In deinen Posts hast du schon oft erwähnt, warum du ausgerechnet Konsequenzen forderst. Kannst du das nochmal kurz zusammenfassen?

Ich glaube, das mit den Konsequenzen ist oft missverstanden worden. Den Begriff Konsequenzen haben wir sehr offen gefasst, auch in unserem offenen Brief, den wir damals geschrieben haben. Wir haben einfach nur gefordert, dass die Forderungen ernst genommen werden, dass daraus Konsequenzen entstehen, dass man sich hinsetzt und erst einmal allen zuhört und nicht sofort abkanzelt. Es ging nie um juristische Konsequenzen, das haben wir auch nie irgendwo geschrieben. Das wurde uns aber immer wieder vorgeworfen. Aber nein, wir wollen nicht richten, aber wir wollen, dass man in der Gesellschaft davon wegkommt, dass bei so großen Vorwürfen sofort die Glaubwürdigkeit derer infrage gestellt wird, die sie erheben. Das muss aufhören.

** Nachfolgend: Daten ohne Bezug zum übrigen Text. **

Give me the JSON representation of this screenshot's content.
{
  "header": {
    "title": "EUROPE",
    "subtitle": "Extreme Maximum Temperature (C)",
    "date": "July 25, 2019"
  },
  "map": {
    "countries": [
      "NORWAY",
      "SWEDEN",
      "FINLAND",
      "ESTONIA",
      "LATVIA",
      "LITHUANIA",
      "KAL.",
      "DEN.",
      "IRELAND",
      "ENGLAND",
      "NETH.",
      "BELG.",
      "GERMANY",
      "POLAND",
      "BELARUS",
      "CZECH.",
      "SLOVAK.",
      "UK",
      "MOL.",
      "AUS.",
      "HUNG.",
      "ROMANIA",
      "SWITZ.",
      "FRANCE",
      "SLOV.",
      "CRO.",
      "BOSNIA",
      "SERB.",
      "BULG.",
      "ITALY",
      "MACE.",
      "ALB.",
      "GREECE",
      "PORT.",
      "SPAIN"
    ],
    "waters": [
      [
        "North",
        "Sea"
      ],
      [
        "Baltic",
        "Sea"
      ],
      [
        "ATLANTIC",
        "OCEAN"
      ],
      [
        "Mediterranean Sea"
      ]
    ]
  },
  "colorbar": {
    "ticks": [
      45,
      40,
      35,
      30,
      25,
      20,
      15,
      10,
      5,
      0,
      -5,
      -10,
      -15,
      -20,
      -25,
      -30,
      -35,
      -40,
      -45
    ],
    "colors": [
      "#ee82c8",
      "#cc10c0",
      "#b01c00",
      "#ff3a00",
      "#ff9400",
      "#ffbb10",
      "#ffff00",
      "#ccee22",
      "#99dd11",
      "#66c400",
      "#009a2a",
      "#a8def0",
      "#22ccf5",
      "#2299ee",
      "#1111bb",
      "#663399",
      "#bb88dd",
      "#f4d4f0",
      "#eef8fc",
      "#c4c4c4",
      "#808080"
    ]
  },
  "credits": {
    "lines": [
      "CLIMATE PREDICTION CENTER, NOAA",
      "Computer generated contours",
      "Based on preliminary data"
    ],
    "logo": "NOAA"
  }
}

Vor allem die Fernsehsender wurden mit dem Hashtag "#KonsequenzenfürLuke" konfrontiert. Wie hätte solch eine Konsequenz in dem Fall aussehen sollen?

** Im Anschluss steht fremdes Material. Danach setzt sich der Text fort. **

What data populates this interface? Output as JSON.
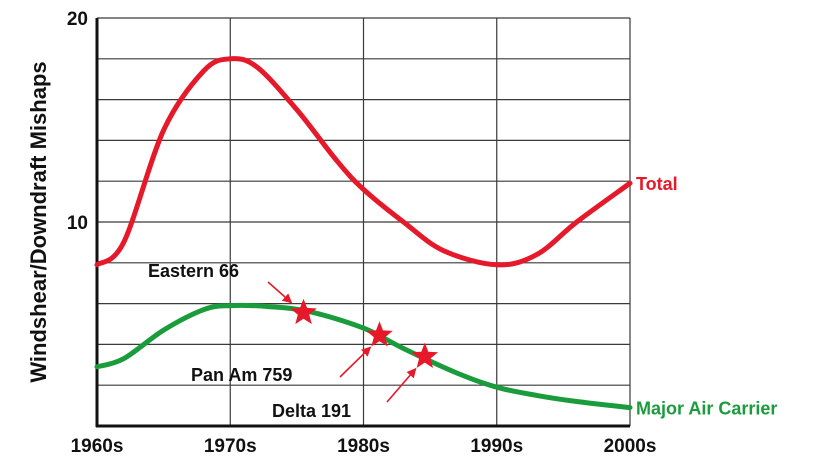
{
  "chart_data": {
    "type": "line",
    "title": "",
    "xlabel": "",
    "ylabel": "Windshear/Downdraft Mishaps",
    "x_ticks": [
      "1960s",
      "1970s",
      "1980s",
      "1990s",
      "2000s"
    ],
    "y_ticks": [
      "10",
      "20"
    ],
    "ylim": [
      0,
      20
    ],
    "grid": true,
    "series": [
      {
        "name": "Total",
        "color": "#e5192a",
        "points": [
          [
            1960,
            7.9
          ],
          [
            1962,
            9
          ],
          [
            1965,
            14.5
          ],
          [
            1968,
            17.4
          ],
          [
            1970,
            18
          ],
          [
            1972,
            17.6
          ],
          [
            1975,
            15.5
          ],
          [
            1978,
            13
          ],
          [
            1980,
            11.6
          ],
          [
            1983,
            10
          ],
          [
            1986,
            8.6
          ],
          [
            1990,
            7.9
          ],
          [
            1993,
            8.4
          ],
          [
            1996,
            10
          ],
          [
            2000,
            11.9
          ]
        ]
      },
      {
        "name": "Major Air Carrier",
        "color": "#1a9c3c",
        "points": [
          [
            1960,
            2.9
          ],
          [
            1962,
            3.3
          ],
          [
            1965,
            4.7
          ],
          [
            1968,
            5.7
          ],
          [
            1970,
            5.9
          ],
          [
            1973,
            5.85
          ],
          [
            1976,
            5.6
          ],
          [
            1980,
            4.8
          ],
          [
            1983,
            3.8
          ],
          [
            1987,
            2.6
          ],
          [
            1990,
            1.9
          ],
          [
            1993,
            1.5
          ],
          [
            1996,
            1.2
          ],
          [
            2000,
            0.9
          ]
        ]
      }
    ],
    "annotations": [
      {
        "label": "Eastern 66",
        "x": 1975.5,
        "y": 5.55
      },
      {
        "label": "Pan Am 759",
        "x": 1981.2,
        "y": 4.45
      },
      {
        "label": "Delta 191",
        "x": 1984.6,
        "y": 3.4
      }
    ],
    "star_color": "#e5192a"
  }
}
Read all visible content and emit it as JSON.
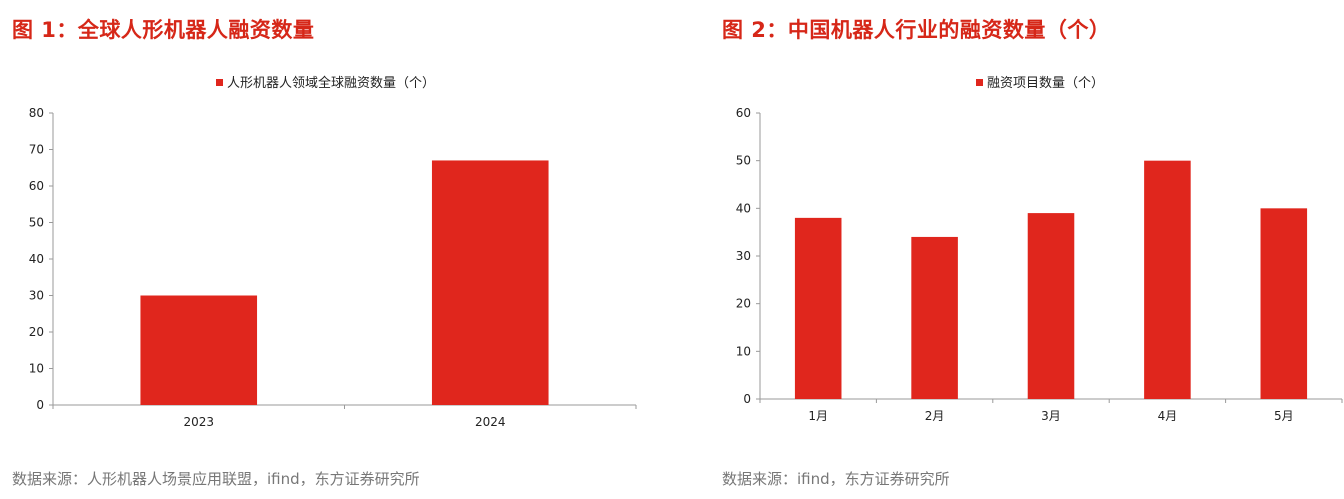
{
  "figures": [
    {
      "title": "图 1：全球人形机器人融资数量",
      "legend": "人形机器人领域全球融资数量（个）",
      "source": "数据来源：人形机器人场景应用联盟，ifind，东方证券研究所",
      "colors": {
        "bar": "#e0261d",
        "title": "#d62718"
      }
    },
    {
      "title": "图 2：中国机器人行业的融资数量（个）",
      "legend": "融资项目数量（个）",
      "source": "数据来源：ifind，东方证券研究所",
      "colors": {
        "bar": "#e0261d",
        "title": "#d62718"
      }
    }
  ],
  "chart_data": [
    {
      "type": "bar",
      "categories": [
        "2023",
        "2024"
      ],
      "series": [
        {
          "name": "人形机器人领域全球融资数量（个）",
          "values": [
            30,
            67
          ]
        }
      ],
      "ylim": [
        0,
        80
      ],
      "yticks": [
        "0",
        "10",
        "20",
        "30",
        "40",
        "50",
        "60",
        "70",
        "80"
      ],
      "grid": false,
      "legend_position": "top-center"
    },
    {
      "type": "bar",
      "categories": [
        "1月",
        "2月",
        "3月",
        "4月",
        "5月"
      ],
      "series": [
        {
          "name": "融资项目数量（个）",
          "values": [
            38,
            34,
            39,
            50,
            40
          ]
        }
      ],
      "ylim": [
        0,
        60
      ],
      "yticks": [
        "0",
        "10",
        "20",
        "30",
        "40",
        "50",
        "60"
      ],
      "grid": false,
      "legend_position": "top-center"
    }
  ]
}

Die Konsequenz kann beispielsweise einfach sein, dass man sich fragt: Wollen wir dem noch eine Bühne geben? Deswegen habe ich gerade auch damit angefangen, seine Inhalte sichtbarer zu machen. Denn wenn jemand sagt, der ist doch so lustig und harmlos, dann kann ich nur sagen: Er hat 2015 schon Witze über KO-Tropfen gemacht, über sexualisierte Gewalt, über die wandernde Hand. Seine Inhalte sind so schon problematisch und es gab nie Kritik daran, außer einmal einen Artikel in der "Emma". Eigentlich wollten wir vor allem, dass sich dazu positioniert wird, wir wollten ein Statement. Und das passierte ja auch – aber auf welche Weise? Das Statement von Sat.1 war wie aus einer Notizen-App rauskopiert. Das ist einfach nur unprofessionell und kein Statement von einem Fernsehsender. Wir wollten einfach, dass es ernst genommen wird.

Hast du das Gefühl, es hat sich tatsächlich eine Art Konsequenz eingestellt?

Ja, die Konsequenz ist, dass es sehr viel öffentlicher ist und sehr viel mehr Menschen Bescheid wissen. Dass er hingegen weitermacht, war irgendwie klar. Aber die gesellschaftliche Konsequenz ist schon da. Und erstmals gibt es Artikel in dieser Richtung über ihn.